Richard Epley, Austin Township Board chairman, invited Miller to address township officials at their meeting Monday night.

Miller’s Fourth District includes all of the city of Austin’s Third Ward, while Austin Township is located in David Hillier’s Third District.

"It’s taxation without representation," Miller told the township officials. "The county doesn’t have a say. The school district doesn’t have a say. It’s just the city of Austin."

"And," Miller implored, "the school district doesn’t collect all the taxes they lost. Nor does the county. And, the city does its TIF projects for 25 years. That’s a long time."

Miller wasn’t finished.

"All people in Mower County outside the city of Austin are paying for decisions made only by the city officials," he said.

The city of Austin received notice from the Office of the State Auditor’s TIF division in May that there is nothing to indicate non-compliance with the state’s TIF Act. Since then, Miller has been on a campaign. He has scrutinized the auditor’s report and discovered the city did not, indeed, receive a completely clean bill of health.

He also has requested TIF documents from the city regarding their TIF projects. In so doing, he was scolded for his action by Austin Mayor Bonnie Rietz in a letter addressed to Ray Tucker, Second District commissioner and chairman of the county board.

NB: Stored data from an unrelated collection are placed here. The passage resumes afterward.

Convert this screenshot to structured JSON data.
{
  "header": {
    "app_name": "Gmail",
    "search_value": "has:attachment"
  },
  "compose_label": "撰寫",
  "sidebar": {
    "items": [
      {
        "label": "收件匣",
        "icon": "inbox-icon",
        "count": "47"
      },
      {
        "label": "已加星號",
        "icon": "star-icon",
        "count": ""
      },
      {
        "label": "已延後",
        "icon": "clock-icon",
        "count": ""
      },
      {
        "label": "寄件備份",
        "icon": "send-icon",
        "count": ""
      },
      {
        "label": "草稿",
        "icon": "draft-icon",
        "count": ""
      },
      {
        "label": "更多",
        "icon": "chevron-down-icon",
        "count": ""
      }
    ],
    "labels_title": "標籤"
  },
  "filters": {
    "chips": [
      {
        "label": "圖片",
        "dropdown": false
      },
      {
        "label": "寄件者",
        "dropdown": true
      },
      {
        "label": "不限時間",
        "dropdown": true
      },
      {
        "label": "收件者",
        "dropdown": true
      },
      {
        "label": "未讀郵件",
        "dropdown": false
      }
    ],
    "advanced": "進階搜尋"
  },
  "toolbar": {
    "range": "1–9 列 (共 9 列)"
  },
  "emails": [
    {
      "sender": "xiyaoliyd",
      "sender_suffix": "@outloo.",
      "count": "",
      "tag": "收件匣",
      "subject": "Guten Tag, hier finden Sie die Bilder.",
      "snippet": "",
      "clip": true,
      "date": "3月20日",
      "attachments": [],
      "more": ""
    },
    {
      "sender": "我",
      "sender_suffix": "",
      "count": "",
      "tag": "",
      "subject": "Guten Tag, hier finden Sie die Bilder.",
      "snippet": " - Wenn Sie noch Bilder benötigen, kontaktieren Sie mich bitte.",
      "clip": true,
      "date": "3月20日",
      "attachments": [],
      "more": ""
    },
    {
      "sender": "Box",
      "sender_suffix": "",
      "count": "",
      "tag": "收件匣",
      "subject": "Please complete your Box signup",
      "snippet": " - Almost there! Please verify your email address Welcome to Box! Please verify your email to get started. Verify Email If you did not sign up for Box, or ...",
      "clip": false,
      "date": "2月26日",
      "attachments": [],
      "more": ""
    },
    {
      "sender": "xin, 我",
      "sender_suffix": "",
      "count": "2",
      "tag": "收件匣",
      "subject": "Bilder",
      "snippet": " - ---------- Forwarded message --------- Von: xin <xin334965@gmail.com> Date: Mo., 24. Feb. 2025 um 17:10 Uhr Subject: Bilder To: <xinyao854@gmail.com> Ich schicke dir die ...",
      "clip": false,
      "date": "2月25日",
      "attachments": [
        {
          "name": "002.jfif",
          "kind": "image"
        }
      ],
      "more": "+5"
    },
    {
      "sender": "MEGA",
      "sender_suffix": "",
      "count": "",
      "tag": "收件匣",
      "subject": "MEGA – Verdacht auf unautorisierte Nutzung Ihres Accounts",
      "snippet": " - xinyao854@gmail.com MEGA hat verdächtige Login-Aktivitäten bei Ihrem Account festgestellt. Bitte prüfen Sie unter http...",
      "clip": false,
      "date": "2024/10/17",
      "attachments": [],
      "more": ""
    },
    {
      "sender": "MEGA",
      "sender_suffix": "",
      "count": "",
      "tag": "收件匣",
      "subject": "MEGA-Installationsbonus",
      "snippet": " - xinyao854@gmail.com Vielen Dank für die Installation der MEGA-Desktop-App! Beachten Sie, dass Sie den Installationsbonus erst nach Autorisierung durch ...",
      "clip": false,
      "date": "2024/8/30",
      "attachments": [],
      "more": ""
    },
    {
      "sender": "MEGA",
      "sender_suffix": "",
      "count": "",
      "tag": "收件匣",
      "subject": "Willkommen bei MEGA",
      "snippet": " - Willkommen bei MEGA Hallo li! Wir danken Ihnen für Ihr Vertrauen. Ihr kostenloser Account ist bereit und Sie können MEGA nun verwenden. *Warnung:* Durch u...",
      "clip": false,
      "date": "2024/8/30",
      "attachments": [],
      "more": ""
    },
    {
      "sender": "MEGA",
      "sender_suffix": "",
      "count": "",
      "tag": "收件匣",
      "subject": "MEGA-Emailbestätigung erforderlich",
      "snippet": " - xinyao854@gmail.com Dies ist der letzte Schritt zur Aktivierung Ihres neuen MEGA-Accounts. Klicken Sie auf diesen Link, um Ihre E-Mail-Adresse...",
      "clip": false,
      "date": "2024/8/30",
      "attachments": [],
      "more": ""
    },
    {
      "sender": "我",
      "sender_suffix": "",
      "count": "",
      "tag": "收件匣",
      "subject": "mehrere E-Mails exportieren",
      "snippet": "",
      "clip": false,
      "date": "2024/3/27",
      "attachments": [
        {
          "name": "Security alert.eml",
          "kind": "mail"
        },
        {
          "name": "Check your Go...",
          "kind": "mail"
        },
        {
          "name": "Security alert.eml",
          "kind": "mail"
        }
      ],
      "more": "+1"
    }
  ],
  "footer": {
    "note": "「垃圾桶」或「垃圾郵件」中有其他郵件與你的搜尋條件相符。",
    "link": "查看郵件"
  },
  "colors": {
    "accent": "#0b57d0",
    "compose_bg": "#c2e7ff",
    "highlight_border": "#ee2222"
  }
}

On Monday night, he shared with the township officials documents he has collected concerning every TIF project or TIF project modification undertaken by the city.

Pointing to the latest TIF project, which, in part, involves the Hormel Foods Corp. renovation of a building along Main Street North into Hormel Foods Corporate Office South and a SPAM food court and Hormel Foods museum, Miller said the company said at the outset it didn’t need any benefits created by a TIF district, nor did it want any.

 

On and on he went, alleging the city’s location of Cooperative Response Center is in a wetlands off 18th Avenue NW.

He even pointed to poor oversight of the Austin Municipal Airport expansion project as well as TIF projects, saying the airport project has more than doubled since officials originally announced its inception, $7 million to $15 million.

Another target of the county commissioner’s criticisms was the former county-owned driver’s license exam building property.

Appraised at $226,000 by the county and $125,000 by the city, the property was sold to the city at a loss for $175,000 with Miller casting the only "nay" vote against the measure.

Epley and Ron Skjeveland, vice chairman of the Austin Township Board, listened and nodded in agreement with Miller’s pronouncements.

"When the city puts up a building, like the Courtyard Apartments or any other subsided housing project, all the other residents around are subsidizing it, because the city doesn’t pay taxes," Skjeveland said.

Miller said his worst fear is that an already highly vulnerable ag economy in Mower County could be threatened by the drain of taxes due school districts and the county by the city’s TIF projects.

Epley liked what he heard. A long-time critic of the airport expansion, the Austin Township Board chair asked: "I wonder at what cost are all these TIF projects, like the Mill Pond and the others, being done, while the city is trashing public safety?"